I dunno, maybe he's both...after all, he's Deputy Scatman.

Thanks, now I've got a Peggy Lee song floating through the back of my mind, stuck on repeat. I'll get you both for this. :)
Yellowstone Fever

Never knew how much I love you, never knew how much I care
When you put your big grizzly arms around me, I get a fever that's so hard to bear
You give me fever, when you maul me, fever whenever you bite
Fever in the the morning, fever all through the night. :help:
Very glad for you that you had this brief trip. Even a short time in Yellowstone is great.

Your post made me so envious! Being unemployed (6 months), my Yellowstone Fever is both dormant and, occasionally, raging (the same can be said for my Canyonlands Fever). Unable to travel, I suffice with Yellowstone videos on YouTube and books about others' having adventures there, and I feel within me a deep yearning, a need, even, just to see the Hayden Valley, to breathe deeply of its fresh air and to feel the breeze as it comes across the open vista and brushes against my skin. The sense memory is strong even in my suburban apartment. I am pining just for the sound of LeHardy Rapids, to see Artist Point, Trout Lake, and Blacktail Plateau and to hike among the lodge pole pines or in the open air of the Lamar Valley. It’s hard for me to understand people who don’t need experiences like this.

But, weather permitting, the minute someone offers me a position (anticipating this soon) I will pack my camp stuff in the car and head west immediately, hopefully to scratch the itch for at least a week before reporting for duty. After two years away, just driving through the east entrance will be such a tonic.

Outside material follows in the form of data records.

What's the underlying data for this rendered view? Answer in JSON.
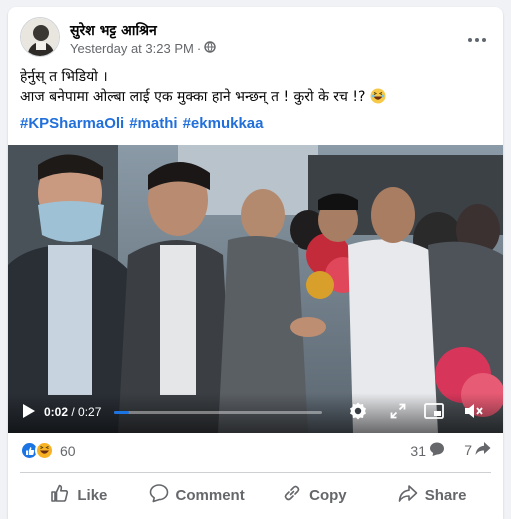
{
  "post": {
    "author": "सुरेश भट्ट आश्रिन",
    "timestamp": "Yesterday at 3:23 PM",
    "separator": "·",
    "text_line1": "हेर्नुस् त भिडियो ।",
    "text_line2": "आज बनेपामा ओल्बा लाई एक मुक्का हाने भन्छन् त ! कुरो के रच !?",
    "hashtags": [
      "#KPSharmaOli",
      "#mathi",
      "#ekmukkaa"
    ]
  },
  "video": {
    "current_time": "0:02",
    "duration": "/ 0:27",
    "progress": 0.074
  },
  "stats": {
    "reaction_count": "60",
    "comment_count": "31",
    "share_count": "7"
  },
  "actions": {
    "like": "Like",
    "comment": "Comment",
    "copy": "Copy",
    "share": "Share"
  },
  "colors": {
    "hashtag": "#216fdb",
    "like_reaction": "#1b74e4",
    "haha_reaction": "#f7b125",
    "progress": "#1b74e4"
  },
  "icons": [
    "globe-icon",
    "more-icon",
    "play-icon",
    "settings-icon",
    "fullscreen-icon",
    "pip-icon",
    "volume-icon",
    "like-reaction-icon",
    "haha-reaction-icon",
    "comment-icon",
    "share-icon",
    "like-icon",
    "copy-icon"
  ]
}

So, ithout that chance right away, I decided for mental health reasons that I needed a bag night, the perfect restorative, and tonight I booked a spot at a camp site, although only 25 miles from urban Milwaukee, and, to be sure, nothing like an evening under the Yellowstone sky, but it will be quiet and on the edge of a forest, and I will be in a tent for the first time in months.
Good luck with the job search. Not much worse than having the time but no money to go out and pick up a bag night.
I admire our own @Kmatjhwy (anyone seen her around lately?), and @LarryBoy and others who have quit their jobs or are living very frugal lives to be able to get out into the countryside they love. I understand that not everyone can do that because of other commitments, and that not everyone actually even wants to do that, but I do understand the yearning for wild places, like @Ben disappearing into the Alaska wilds for as long as he can. I myself have to be careful to not overstep my own meager savings and thereby end up stranded somewhere broke (let it be north of the Arctic Circle if I am, though, preferably in summer). Wishing @MVS all the best of luck in the job search. (And your Avatar photo at Mesa Arch is truly exceptional.)